With a temporary budget, no new projects or programs can be started. Austin said passage of the interim budget would halt more than $4.3 billion in research and development and delay 135 new military housing and construction projects totaling nearly $10 billion.

It would also slow progress on a number of key programs related to nuclear weapons, shipbuilding and high-tech drones, which would further negatively impact the labor market in the states where their production is located.

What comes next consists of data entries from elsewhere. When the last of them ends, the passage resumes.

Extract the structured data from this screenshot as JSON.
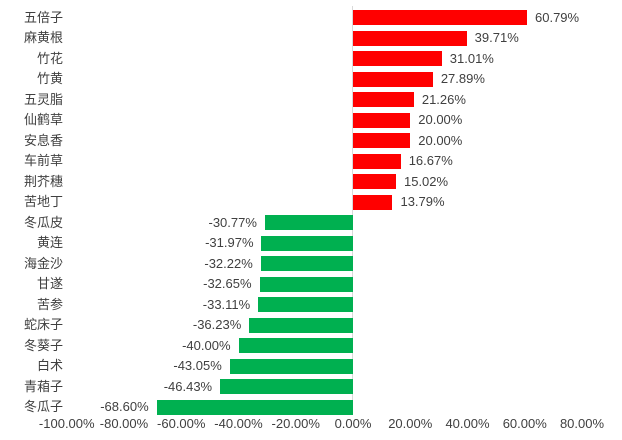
{
  "chart_data": {
    "type": "bar",
    "orientation": "horizontal",
    "title": "",
    "categories": [
      "五倍子",
      "麻黄根",
      "竹花",
      "竹黄",
      "五灵脂",
      "仙鹤草",
      "安息香",
      "车前草",
      "荆芥穗",
      "苦地丁",
      "冬瓜皮",
      "黄连",
      "海金沙",
      "甘遂",
      "苦参",
      "蛇床子",
      "冬葵子",
      "白术",
      "青葙子",
      "冬瓜子"
    ],
    "values": [
      60.79,
      39.71,
      31.01,
      27.89,
      21.26,
      20.0,
      20.0,
      16.67,
      15.02,
      13.79,
      -30.77,
      -31.97,
      -32.22,
      -32.65,
      -33.11,
      -36.23,
      -40.0,
      -43.05,
      -46.43,
      -68.6
    ],
    "value_labels": [
      "60.79%",
      "39.71%",
      "31.01%",
      "27.89%",
      "21.26%",
      "20.00%",
      "20.00%",
      "16.67%",
      "15.02%",
      "13.79%",
      "-30.77%",
      "-31.97%",
      "-32.22%",
      "-32.65%",
      "-33.11%",
      "-36.23%",
      "-40.00%",
      "-43.05%",
      "-46.43%",
      "-68.60%"
    ],
    "xlabel": "",
    "ylabel": "",
    "x_axis": {
      "min": -100,
      "max": 80,
      "tick_values": [
        -100,
        -80,
        -60,
        -40,
        -20,
        0,
        20,
        40,
        60,
        80
      ],
      "tick_labels": [
        "-100.00%",
        "-80.00%",
        "-60.00%",
        "-40.00%",
        "-20.00%",
        "0.00%",
        "20.00%",
        "40.00%",
        "60.00%",
        "80.00%"
      ]
    },
    "grid": false,
    "legend": false,
    "colors": {
      "positive_bar": "#FF0000",
      "negative_bar": "#00B050",
      "axis_line": "#D9D9D9",
      "label_text": "#404040"
    }
  }
}
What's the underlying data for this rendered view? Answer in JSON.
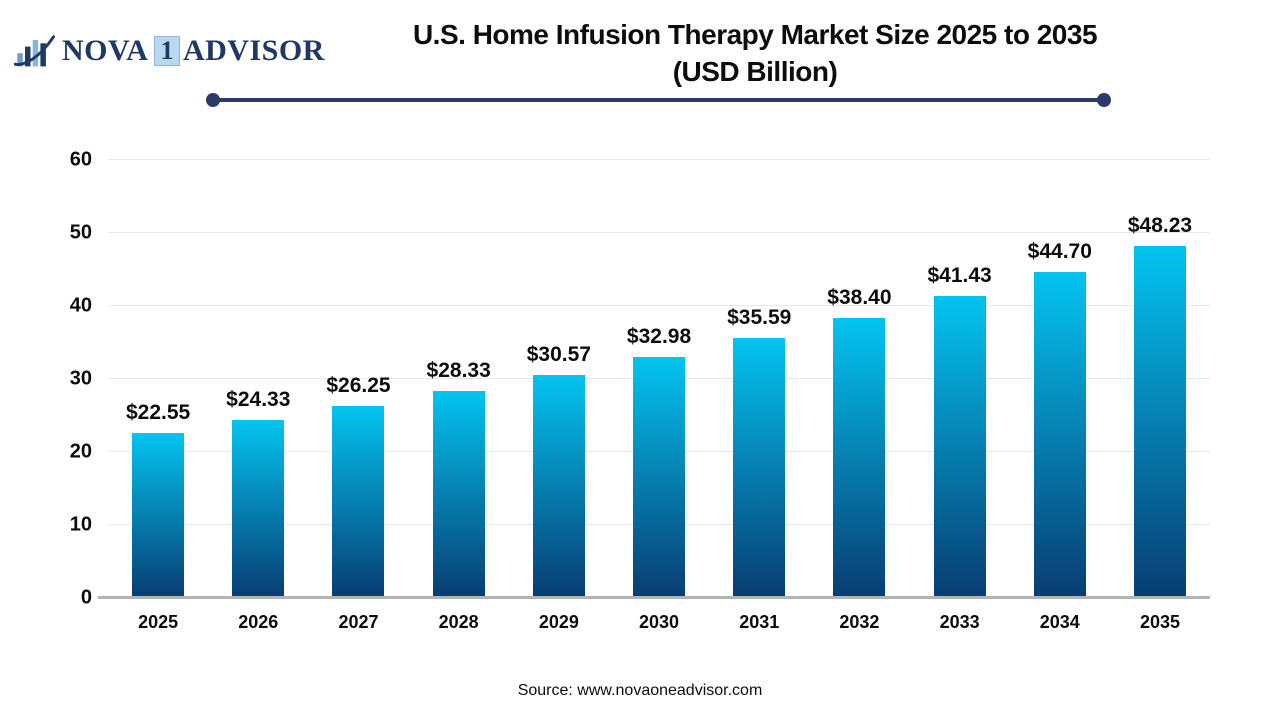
{
  "page": {
    "logo": {
      "nova": "NOVA",
      "one": "1",
      "advisor": "ADVISOR"
    },
    "source": "Source: www.novaoneadvisor.com",
    "theme": {
      "navy": "#2b3a68",
      "logo_navy": "#1f3864",
      "logo_badge": "#b9d8ee",
      "bar_top": "#04c4f0",
      "bar_bottom": "#083c72",
      "grid": "#e7e7e7",
      "axis": "#b3b3b3",
      "text": "#0d0d0d"
    }
  },
  "chart_data": {
    "type": "bar",
    "title": "U.S. Home Infusion Therapy Market Size 2025 to 2035",
    "subtitle": "(USD Billion)",
    "categories": [
      "2025",
      "2026",
      "2027",
      "2028",
      "2029",
      "2030",
      "2031",
      "2032",
      "2033",
      "2034",
      "2035"
    ],
    "values": [
      22.55,
      24.33,
      26.25,
      28.33,
      30.57,
      32.98,
      35.59,
      38.4,
      41.43,
      44.7,
      48.23
    ],
    "labels": [
      "$22.55",
      "$24.33",
      "$26.25",
      "$28.33",
      "$30.57",
      "$32.98",
      "$35.59",
      "$38.40",
      "$41.43",
      "$44.70",
      "$48.23"
    ],
    "xlabel": "",
    "ylabel": "",
    "ylim": [
      0,
      60
    ],
    "yticks": [
      0,
      10,
      20,
      30,
      40,
      50,
      60
    ],
    "grid": true,
    "legend": "none"
  }
}
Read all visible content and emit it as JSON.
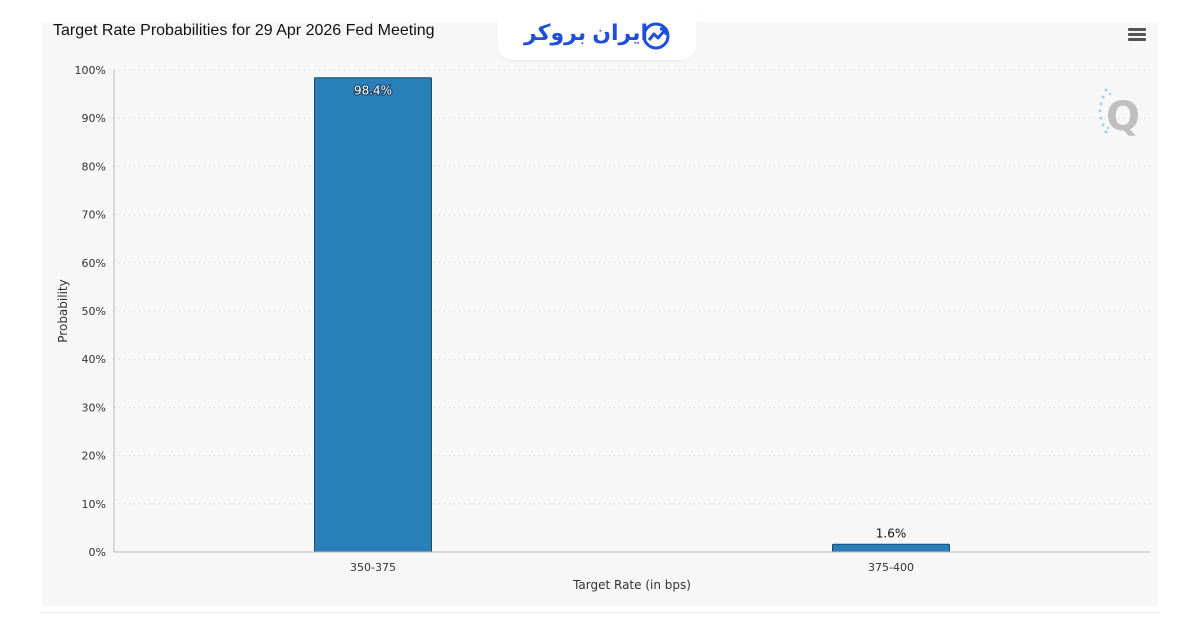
{
  "logo": {
    "text": "ایران بروکر",
    "icon": "trend-arrow-icon"
  },
  "toolbar": {
    "menu_icon": "hamburger-menu-icon"
  },
  "watermark": {
    "icon": "q-watermark-icon"
  },
  "chart_data": {
    "type": "bar",
    "title": "Target Rate Probabilities for 29 Apr 2026 Fed Meeting",
    "categories": [
      "350-375",
      "375-400"
    ],
    "values": [
      98.4,
      1.6
    ],
    "data_labels": [
      "98.4%",
      "1.6%"
    ],
    "xlabel": "Target Rate (in bps)",
    "ylabel": "Probability",
    "ylim": [
      0,
      100
    ],
    "yticks": [
      "0%",
      "10%",
      "20%",
      "30%",
      "40%",
      "50%",
      "60%",
      "70%",
      "80%",
      "90%",
      "100%"
    ],
    "grid": true,
    "bar_color": "#2980b9"
  }
}
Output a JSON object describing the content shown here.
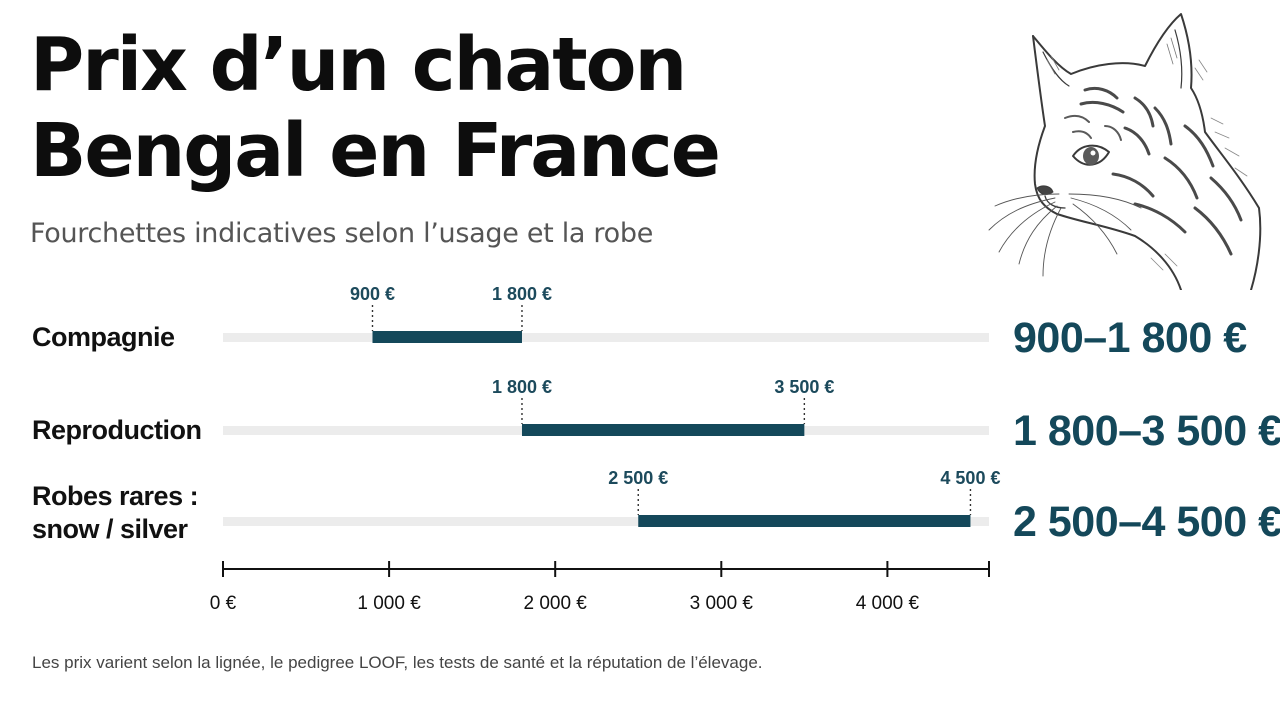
{
  "header": {
    "title_line1": "Prix d’un chaton",
    "title_line2": "Bengal en France",
    "subtitle": "Fourchettes indicatives selon l’usage et la robe"
  },
  "illustration": {
    "icon": "bengal-cat-sketch"
  },
  "footnote": "Les prix varient selon la lignée, le pedigree LOOF, les tests de santé et la réputation de l’élevage.",
  "colors": {
    "bar": "#14485a",
    "track": "#ececec",
    "range_text": "#14485a",
    "value_text": "#1c4a5c"
  },
  "chart_data": {
    "type": "bar",
    "orientation": "horizontal-range",
    "xlim": [
      0,
      4600
    ],
    "x_ticks": [
      0,
      1000,
      2000,
      3000,
      4000
    ],
    "x_tick_labels": [
      "0 €",
      "1 000 €",
      "2 000 €",
      "3 000 €",
      "4 000 €"
    ],
    "grid": false,
    "series": [
      {
        "category_lines": [
          "Compagnie"
        ],
        "low": 900,
        "high": 1800,
        "low_label": "900 €",
        "high_label": "1 800 €",
        "range_label": "900–1 800 €"
      },
      {
        "category_lines": [
          "Reproduction"
        ],
        "low": 1800,
        "high": 3500,
        "low_label": "1 800 €",
        "high_label": "3 500 €",
        "range_label": "1 800–3 500 €"
      },
      {
        "category_lines": [
          "Robes rares :",
          "snow / silver"
        ],
        "low": 2500,
        "high": 4500,
        "low_label": "2 500 €",
        "high_label": "4 500 €",
        "range_label": "2 500–4 500 €"
      }
    ]
  }
}
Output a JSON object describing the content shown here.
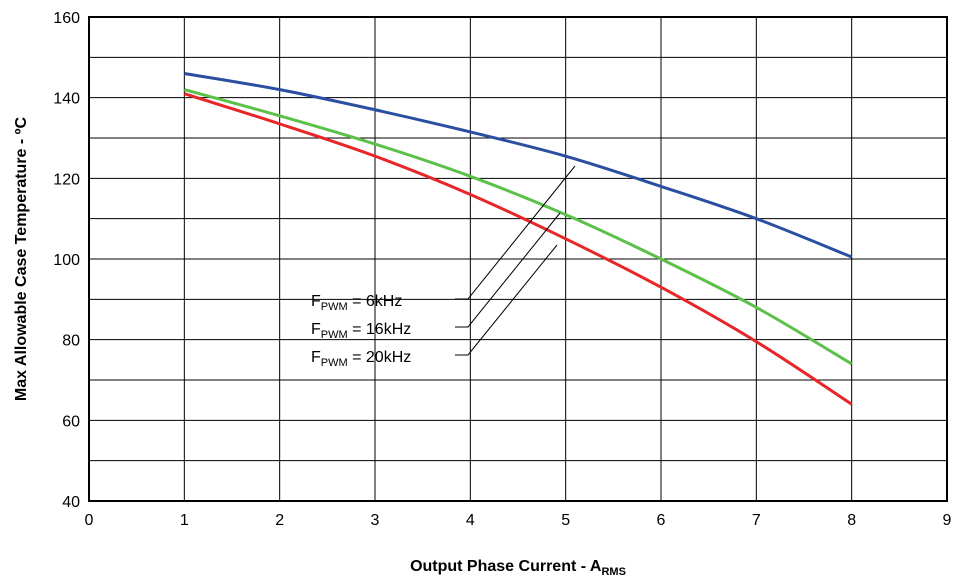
{
  "chart_data": {
    "type": "line",
    "xlabel": "Output Phase Current - A",
    "xlabel_sub": "RMS",
    "ylabel": "Max Allowable Case Temperature - ºC",
    "xlim": [
      0,
      9
    ],
    "ylim": [
      40,
      160
    ],
    "x_ticks": [
      "0",
      "1",
      "2",
      "3",
      "4",
      "5",
      "6",
      "7",
      "8",
      "9"
    ],
    "y_ticks": [
      "40",
      "60",
      "80",
      "100",
      "120",
      "140",
      "160"
    ],
    "grid": true,
    "x": [
      1,
      2,
      3,
      4,
      5,
      6,
      7,
      8
    ],
    "series": [
      {
        "name_main": "F",
        "name_sub": "PWM",
        "name_rest": " = 6kHz",
        "color": "#2a4ea0",
        "values": [
          146,
          142,
          137,
          131.5,
          125.5,
          118,
          110,
          100.5
        ]
      },
      {
        "name_main": "F",
        "name_sub": "PWM",
        "name_rest": " = 16kHz",
        "color": "#5cc04a",
        "values": [
          142,
          135.5,
          128.5,
          120.5,
          111,
          100,
          88,
          74
        ]
      },
      {
        "name_main": "F",
        "name_sub": "PWM",
        "name_rest": " = 20kHz",
        "color": "#e8262a",
        "values": [
          141,
          133.5,
          125.5,
          116,
          105,
          93,
          79.5,
          64
        ]
      }
    ]
  }
}
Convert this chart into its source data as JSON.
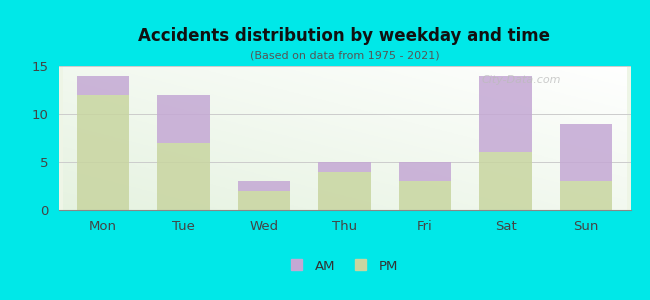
{
  "categories": [
    "Mon",
    "Tue",
    "Wed",
    "Thu",
    "Fri",
    "Sat",
    "Sun"
  ],
  "pm_values": [
    12,
    7,
    2,
    4,
    3,
    6,
    3
  ],
  "am_values": [
    2,
    5,
    1,
    1,
    2,
    8,
    6
  ],
  "am_color": "#c4a8d4",
  "pm_color": "#c8d5a0",
  "title": "Accidents distribution by weekday and time",
  "subtitle": "(Based on data from 1975 - 2021)",
  "background_color": "#00e8e8",
  "ylim": [
    0,
    15
  ],
  "yticks": [
    0,
    5,
    10,
    15
  ],
  "legend_labels": [
    "AM",
    "PM"
  ],
  "watermark": "City-Data.com"
}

Because the bill would not fund the legally required pay increases for soldiers and civilian employees, the Pentagon would have to find the funds itself to make up for them. Those cuts could freeze recruiting bonuses, delay National Guard and Reserve training, limit flight hours and other training for active-duty troops, and impede the replacement of weapons and other equipment that has been pulled from Pentagon stockpiles and sent to Ukraine .

According to Austin, the interim budget “will place service members and their families under unnecessary stress, empower our adversaries, misallocate billions of dollars, harm our readiness and impede our ability to respond to emerging events”.

Noting that there have been 48 such budget resolutions in 14 of the last 15 fiscal years for a total of nearly 1,800 days, Austin said Congress must break the pattern of inaction because the US military cannot compete with China “ with their hands tied behind their backs every fiscal year“.

Johnson's bill is not expected to win support in the Democratic-controlled Senate, if it ever gets there. But in any case, Congress would have to pass some sort of temporary measure before Sept. 30 to avoid a federal government shutdown.